Grandmother Fish: A Child's First Book of Evolution
- Hardcover of Grandmother Fish: A Child's First Book of Evolution
- Author: Jonathan Tweet
- Illustrator: Karen Lewis
- Subject: Evolution
- Publisher: Feiwel & Friends Macmillan
- Publication date: September 6, 2016
- Pages: 40
- ISBN: 978-1250113238

= Grandmother Fish =

2016 book written by Jonathan Tweet and illustrated by Karen Lewis

Grandmother Fish: A Child's First Book of Evolution is a 2015 book by Jonathan Tweet. Illustrated by Karen Lewis, the book explains Charles Darwin's theory of common descent with a target audience of 3–5-year-olds. It uses a call-and-response interaction between speaker and listener, where the child is asked to mimic the behavior of various animals from our evolutionary past.

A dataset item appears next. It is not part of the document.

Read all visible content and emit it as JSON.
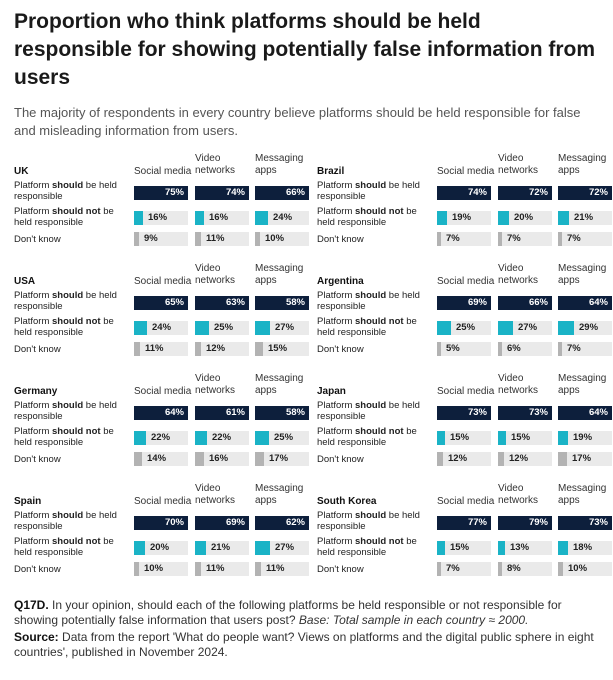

The book is illustrated by Karen Lewis with colored artwork.

==Overview==

The book includes additional reading aids:
- An illustration of the evolutionary tree of life.
- Science notes for parents.
- How to explain natural selection to a child.

==Reception==
Grandmother Fish got mostly positive reviews by reviewers such as School Library Journal, Steven Pinker, and Jonathan Haidt. However, it has been criticised by creationist organizations.

==Publishing history==
The book was funded by Kickstarter. The book was later picked up by a mainstream publisher. Macmillan released a second edition on September 6, 2016.